For any type of workplace, the need to keep employees safe as they go about their daily job duties should be a paramount concern. However, this is particularly important in industrial settings where accidents are naturally more frequent, and that certainly includes warehouses.
While managers can do a lot to promote safety on their own, there comes a time when it's on employees — both individually and collectively — to follow through on everything that's being asked for in this regard. To encourage that kind of effort, it's vital to create a culture of accountability and proactivity when it comes to safety. How can you do that? Read on to find out:
1) Train regularly
It's more difficult for people to think about how safety and their daily efforts within your warehouse rub up against one another when they're trying to focus on the actual tasks at hand, according to Concentra. For that reason, safety should be a central talking point on an ongoing basis within your company, and that will typically start with your regular training efforts. While you can still focus on various job-related skills, mixing in a safety training at least a few times a year will help center these concerns in workers' minds.
2) Reward staffers for hitting safety milestones
We've all seen the signs — whether on TV or in real life — that say something along the lines of "This facility has gone 150 days without an accident. Yet those milestones may be meaningless to your workers in the grand scheme of things, Concentra said. First of all, if you don't have such a sign for your warehouse, you might want to consider installing one But after doing so, when you hit a big number (say, every 100 days), rewarding your employees helps reinforce the good work that led you to that point.

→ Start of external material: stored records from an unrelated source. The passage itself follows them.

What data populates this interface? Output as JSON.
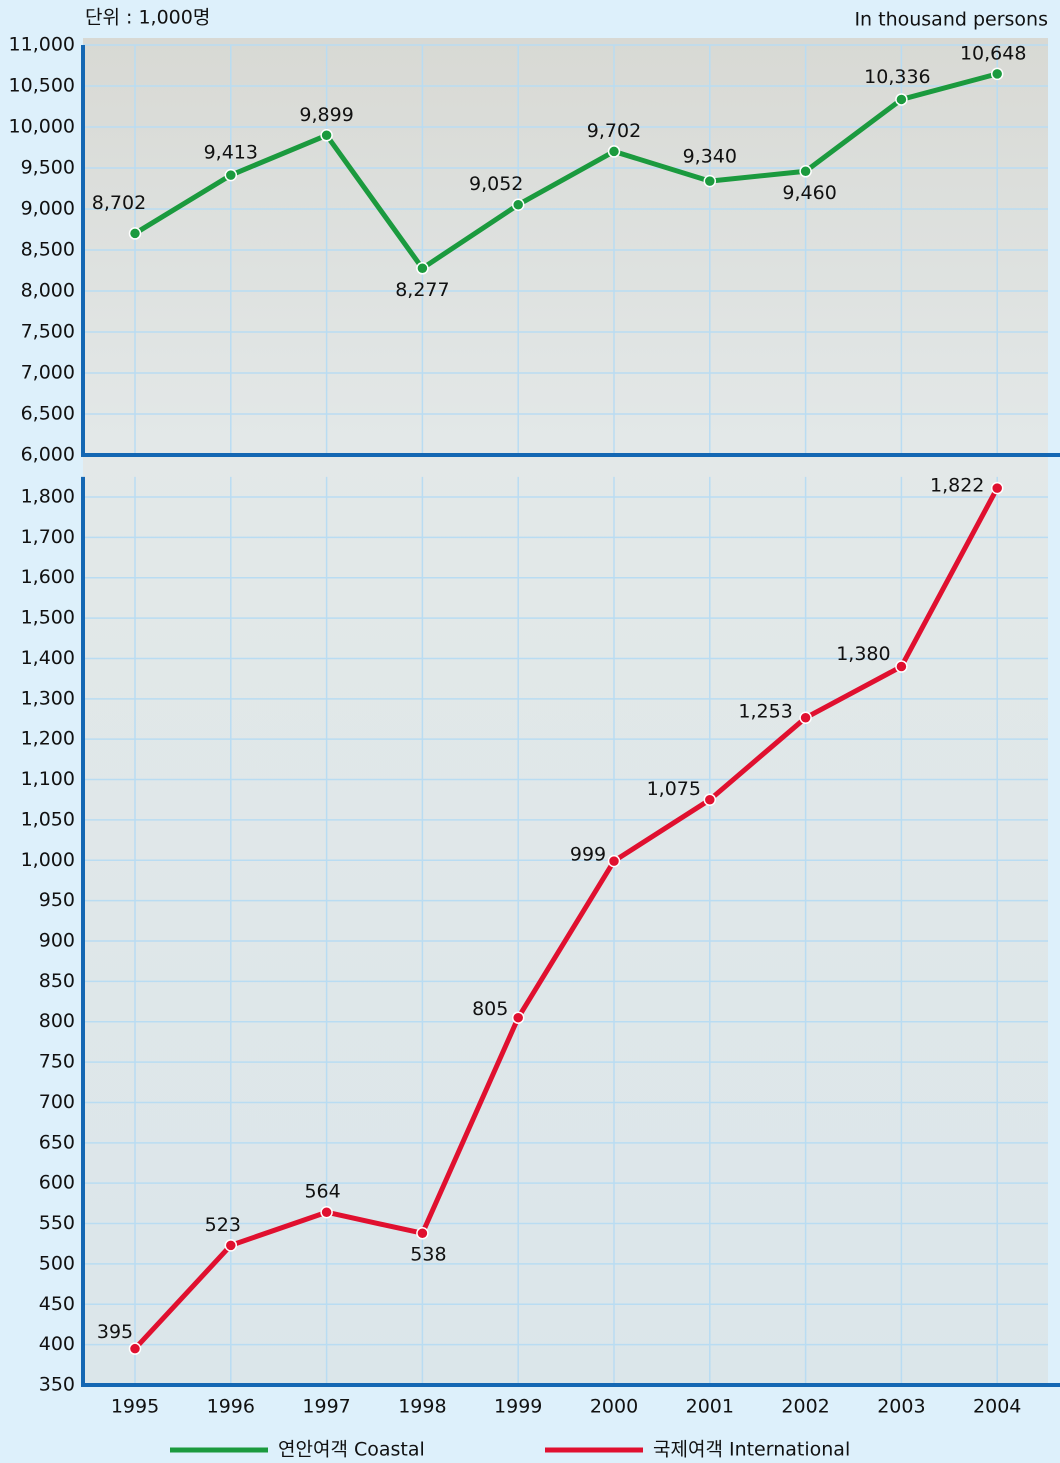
{
  "chart_data": [
    {
      "type": "line",
      "subtitle": "단위 : 1,000명",
      "y_label": "In thousand persons",
      "series": [
        {
          "name": "연안여객 Coastal",
          "color": "#1b9a3e",
          "values": [
            8702,
            9413,
            9899,
            8277,
            9052,
            9702,
            9340,
            9460,
            10336,
            10648
          ],
          "value_labels": [
            "8,702",
            "9,413",
            "9,899",
            "8,277",
            "9,052",
            "9,702",
            "9,340",
            "9,460",
            "10,336",
            "10,648"
          ]
        }
      ],
      "ylim": [
        6000,
        11000
      ],
      "yticks": [
        {
          "value": 6000,
          "label": "6,000"
        },
        {
          "value": 6500,
          "label": "6,500"
        },
        {
          "value": 7000,
          "label": "7,000"
        },
        {
          "value": 7500,
          "label": "7,500"
        },
        {
          "value": 8000,
          "label": "8,000"
        },
        {
          "value": 8500,
          "label": "8,500"
        },
        {
          "value": 9000,
          "label": "9,000"
        },
        {
          "value": 9500,
          "label": "9,500"
        },
        {
          "value": 10000,
          "label": "10,000"
        },
        {
          "value": 10500,
          "label": "10,500"
        },
        {
          "value": 11000,
          "label": "11,000"
        }
      ],
      "grid": true
    },
    {
      "type": "line",
      "categories": [
        "1995",
        "1996",
        "1997",
        "1998",
        "1999",
        "2000",
        "2001",
        "2002",
        "2003",
        "2004"
      ],
      "series": [
        {
          "name": "국제여객 International",
          "color": "#e0102f",
          "values": [
            395,
            523,
            564,
            538,
            805,
            999,
            1075,
            1253,
            1380,
            1822
          ],
          "value_labels": [
            "395",
            "523",
            "564",
            "538",
            "805",
            "999",
            "1,075",
            "1,253",
            "1,380",
            "1,822"
          ]
        }
      ],
      "ylim": [
        350,
        1850
      ],
      "yticks": [
        350,
        400,
        450,
        500,
        550,
        600,
        650,
        700,
        750,
        800,
        850,
        900,
        950,
        {
          "value": 1000,
          "label": "1,000"
        },
        {
          "value": 1050,
          "label": "1,050"
        },
        {
          "value": 1100,
          "label": "1,100"
        },
        {
          "value": 1200,
          "label": "1,200"
        },
        {
          "value": 1300,
          "label": "1,300"
        },
        {
          "value": 1400,
          "label": "1,400"
        },
        {
          "value": 1500,
          "label": "1,500"
        },
        {
          "value": 1600,
          "label": "1,600"
        },
        {
          "value": 1700,
          "label": "1,700"
        },
        {
          "value": 1800,
          "label": "1,800"
        }
      ],
      "grid": true,
      "legend": "bottom"
    }
  ]
}
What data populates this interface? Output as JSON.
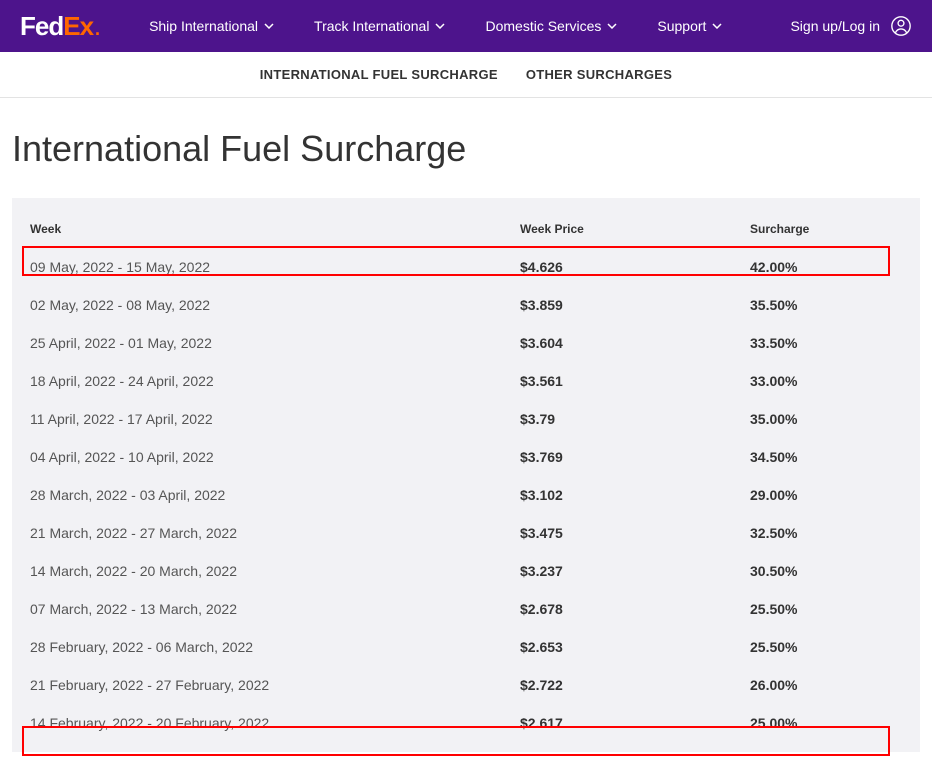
{
  "logo": {
    "fed": "Fed",
    "ex": "Ex",
    "dot": "."
  },
  "nav": {
    "items": [
      {
        "label": "Ship International"
      },
      {
        "label": "Track International"
      },
      {
        "label": "Domestic Services"
      },
      {
        "label": "Support"
      }
    ],
    "signin": "Sign up/Log in"
  },
  "subnav": {
    "items": [
      {
        "label": "INTERNATIONAL FUEL SURCHARGE"
      },
      {
        "label": "OTHER SURCHARGES"
      }
    ]
  },
  "page": {
    "title": "International Fuel Surcharge"
  },
  "table": {
    "headers": {
      "week": "Week",
      "price": "Week Price",
      "surcharge": "Surcharge"
    },
    "rows": [
      {
        "week": "09 May, 2022 - 15 May, 2022",
        "price": "$4.626",
        "surcharge": "42.00%"
      },
      {
        "week": "02 May, 2022 - 08 May, 2022",
        "price": "$3.859",
        "surcharge": "35.50%"
      },
      {
        "week": "25 April, 2022 - 01 May, 2022",
        "price": "$3.604",
        "surcharge": "33.50%"
      },
      {
        "week": "18 April, 2022 - 24 April, 2022",
        "price": "$3.561",
        "surcharge": "33.00%"
      },
      {
        "week": "11 April, 2022 - 17 April, 2022",
        "price": "$3.79",
        "surcharge": "35.00%"
      },
      {
        "week": "04 April, 2022 - 10 April, 2022",
        "price": "$3.769",
        "surcharge": "34.50%"
      },
      {
        "week": "28 March, 2022 - 03 April, 2022",
        "price": "$3.102",
        "surcharge": "29.00%"
      },
      {
        "week": "21 March, 2022 - 27 March, 2022",
        "price": "$3.475",
        "surcharge": "32.50%"
      },
      {
        "week": "14 March, 2022 - 20 March, 2022",
        "price": "$3.237",
        "surcharge": "30.50%"
      },
      {
        "week": "07 March, 2022 - 13 March, 2022",
        "price": "$2.678",
        "surcharge": "25.50%"
      },
      {
        "week": "28 February, 2022 - 06 March, 2022",
        "price": "$2.653",
        "surcharge": "25.50%"
      },
      {
        "week": "21 February, 2022 - 27 February, 2022",
        "price": "$2.722",
        "surcharge": "26.00%"
      },
      {
        "week": "14 February, 2022 - 20 February, 2022",
        "price": "$2.617",
        "surcharge": "25.00%"
      }
    ]
  },
  "highlights": {
    "row_indices": [
      0,
      12
    ],
    "border_color": "#ff0000"
  },
  "colors": {
    "header_bg": "#4d148c",
    "accent": "#ff6600",
    "table_bg": "#f2f2f5",
    "text": "#333333"
  }
}
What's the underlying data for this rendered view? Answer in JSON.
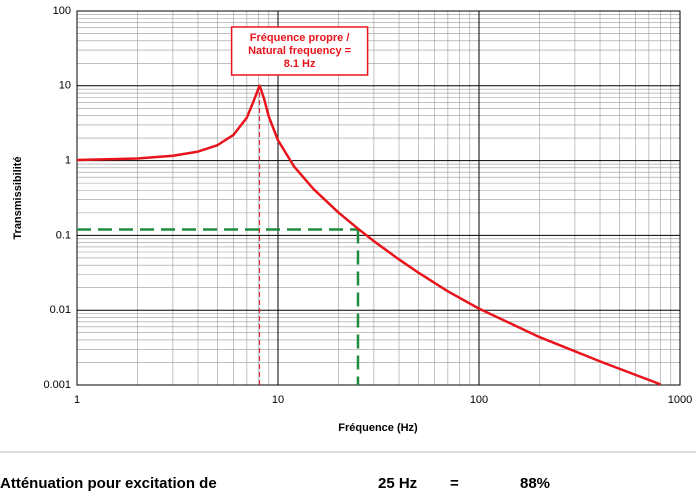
{
  "chart_data": {
    "type": "line",
    "x_label": "Fréquence (Hz)",
    "y_label": "Transmissibilité",
    "x_scale": "log",
    "y_scale": "log",
    "grid": true,
    "x": [
      1,
      2,
      3,
      4,
      5,
      6,
      7,
      7.5,
      8.1,
      8.5,
      9,
      10,
      12,
      15,
      20,
      25,
      30,
      40,
      50,
      70,
      100,
      200,
      400,
      800
    ],
    "series": [
      {
        "name": "Transmissibilité",
        "color": "#e8141b",
        "values": [
          1.02,
          1.065,
          1.16,
          1.32,
          1.61,
          2.2,
          3.76,
          5.9,
          10.05,
          6.9,
          3.87,
          1.87,
          0.84,
          0.418,
          0.202,
          0.123,
          0.0838,
          0.0477,
          0.0317,
          0.0179,
          0.0105,
          0.00437,
          0.00207,
          0.00102
        ]
      }
    ],
    "xlim": [
      1,
      1000
    ],
    "ylim": [
      0.001,
      100
    ],
    "xticks": [
      1,
      10,
      100,
      1000
    ],
    "yticks": [
      0.001,
      0.01,
      0.1,
      1,
      10,
      100
    ],
    "natural_frequency": 8.1,
    "natural_frequency_color": "#e8141b",
    "excitation_frequency": 25,
    "excitation_transmissibility": 0.12,
    "excitation_color": "#1e8c3c",
    "annotation": [
      "Fréquence propre /",
      "Natural frequency =",
      "8.1  Hz"
    ]
  },
  "footer": {
    "label": "Atténuation pour excitation de",
    "frequency": "25  Hz",
    "equals": "=",
    "attenuation": "88%"
  }
}
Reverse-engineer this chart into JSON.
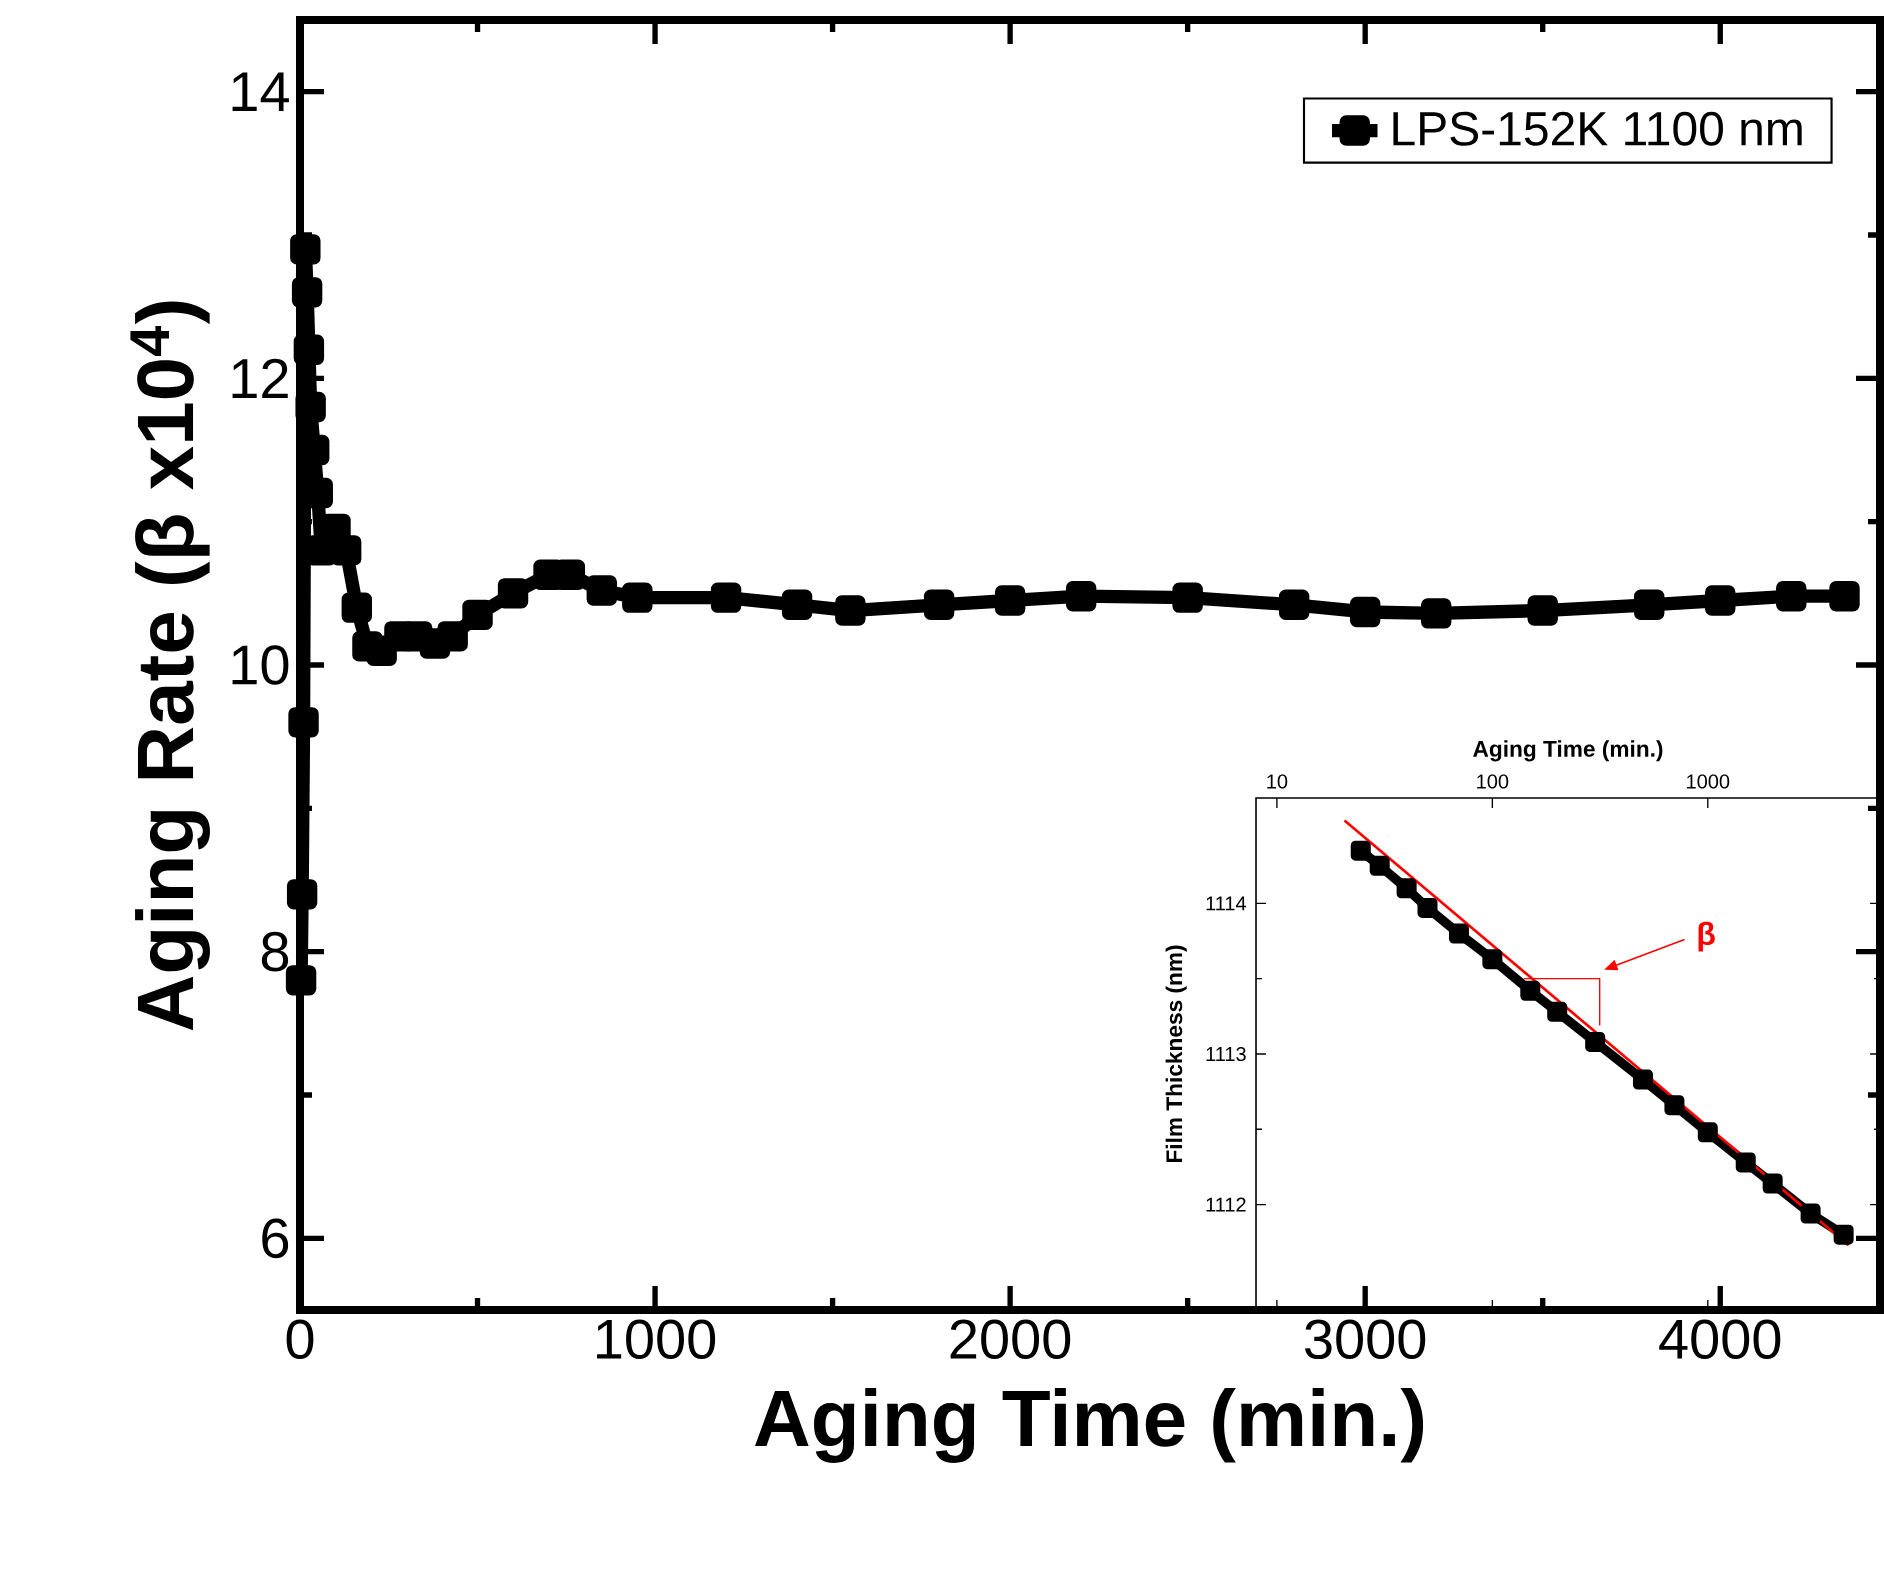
{
  "chart_data": [
    {
      "type": "line",
      "xlabel": "Aging Time (min.)",
      "ylabel": "Aging Rate (β x10$^{4}$)",
      "xlim": [
        0,
        4450
      ],
      "ylim": [
        5.5,
        14.5
      ],
      "xticks": [
        0,
        1000,
        2000,
        3000,
        4000
      ],
      "yticks": [
        6,
        8,
        10,
        12,
        14
      ],
      "marker": "square",
      "legend": "top right",
      "grid": false,
      "series": [
        {
          "name": "LPS-152K 1100 nm",
          "color": "#000000",
          "x": [
            3,
            6,
            10,
            15,
            20,
            25,
            30,
            40,
            50,
            60,
            100,
            130,
            160,
            190,
            230,
            280,
            330,
            380,
            430,
            500,
            600,
            700,
            760,
            850,
            950,
            1200,
            1400,
            1550,
            1800,
            2000,
            2200,
            2500,
            2800,
            3000,
            3200,
            3500,
            3800,
            4000,
            4200,
            4350
          ],
          "values": [
            7.8,
            8.4,
            9.6,
            12.9,
            12.6,
            12.2,
            11.8,
            11.5,
            11.2,
            10.8,
            10.95,
            10.8,
            10.4,
            10.13,
            10.1,
            10.2,
            10.2,
            10.15,
            10.2,
            10.35,
            10.5,
            10.63,
            10.63,
            10.52,
            10.47,
            10.47,
            10.42,
            10.38,
            10.42,
            10.45,
            10.48,
            10.47,
            10.42,
            10.37,
            10.36,
            10.38,
            10.42,
            10.45,
            10.48,
            10.48
          ]
        }
      ]
    },
    {
      "type": "line",
      "xlabel": "Aging Time (min.)",
      "ylabel": "Film Thickness (nm)",
      "log": "x",
      "xlim": [
        8,
        6300
      ],
      "ylim": [
        1111.3,
        1114.7
      ],
      "xticks": [
        10,
        100,
        1000
      ],
      "yticks": [
        1112,
        1113,
        1114
      ],
      "legend": false,
      "grid": false,
      "annotations": [
        "β"
      ],
      "series": [
        {
          "color": "#000000",
          "marker": "square",
          "x": [
            24.5,
            30,
            40,
            50,
            70,
            100,
            150,
            200,
            300,
            500,
            700,
            1000,
            1500,
            2000,
            3000,
            4270
          ],
          "values": [
            1114.35,
            1114.25,
            1114.1,
            1113.97,
            1113.8,
            1113.63,
            1113.42,
            1113.28,
            1113.08,
            1112.83,
            1112.66,
            1112.48,
            1112.28,
            1112.14,
            1111.94,
            1111.8
          ]
        },
        {
          "color": "#ff0000",
          "marker": "none",
          "x": [
            20.6,
            4500
          ],
          "values": [
            1114.55,
            1111.73
          ]
        }
      ]
    }
  ]
}
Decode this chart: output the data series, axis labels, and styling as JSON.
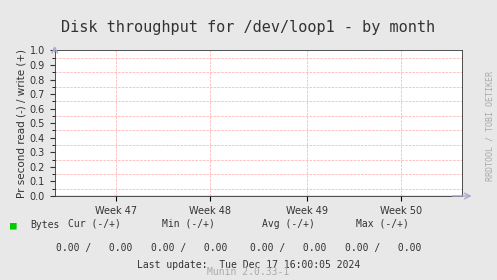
{
  "title": "Disk throughput for /dev/loop1 - by month",
  "ylabel": "Pr second read (-) / write (+)",
  "ylim": [
    0.0,
    1.0
  ],
  "yticks": [
    0.0,
    0.1,
    0.2,
    0.3,
    0.4,
    0.5,
    0.6,
    0.7,
    0.8,
    0.9,
    1.0
  ],
  "xtick_labels": [
    "Week 47",
    "Week 48",
    "Week 49",
    "Week 50"
  ],
  "xtick_positions": [
    0.15,
    0.38,
    0.62,
    0.85
  ],
  "bg_color": "#e8e8e8",
  "plot_bg_color": "#ffffff",
  "grid_color_major": "#ffffff",
  "grid_color_minor": "#ffaaaa",
  "title_color": "#333333",
  "axis_color": "#333333",
  "line_color": "#00e000",
  "watermark_text": "RRDTOOL / TOBI OETIKER",
  "legend_label": "Bytes",
  "legend_color": "#00cc00",
  "cur_label": "Cur (-/+)",
  "min_label": "Min (-/+)",
  "avg_label": "Avg (-/+)",
  "max_label": "Max (-/+)",
  "cur_val": "0.00 /   0.00",
  "min_val": "0.00 /   0.00",
  "avg_val": "0.00 /   0.00",
  "max_val": "0.00 /   0.00",
  "footer_text": "Last update:  Tue Dec 17 16:00:05 2024",
  "munin_text": "Munin 2.0.33-1",
  "title_fontsize": 11,
  "axis_fontsize": 7.5,
  "tick_fontsize": 7,
  "footer_fontsize": 7,
  "watermark_fontsize": 6
}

3) Put up signs all around the warehouse
Again, many of the shortcomings around encouraging workplace safety comes because companies aren't active in promoting it regularly, according to Prosapien. However, you can foster a safe workplace passively by posting signs throughout the facility encouraging proper behavior around things like interacting with heavy machinery, proper lifting techniques and the like. That way, even when workers aren't directly taking note of what these signs are cautioning, they are still receiving subtle reminders of the best ways to do their jobs.
4) Create a culture of reporting and accountability
All too often, when workers flag potential safety issues with managers, there is a delay in addressing the concern, or it can be ignored entirely, according to Yoh. That's really only a great way to show you're not prioritizing safety. When a problem arises, it should be duly noted and swiftly dealt with so employees aren't put at risk, and so workers are constantly getting positive reinforcement on following proper safety protocols. Such efforts are a net positive for everyone under your roof.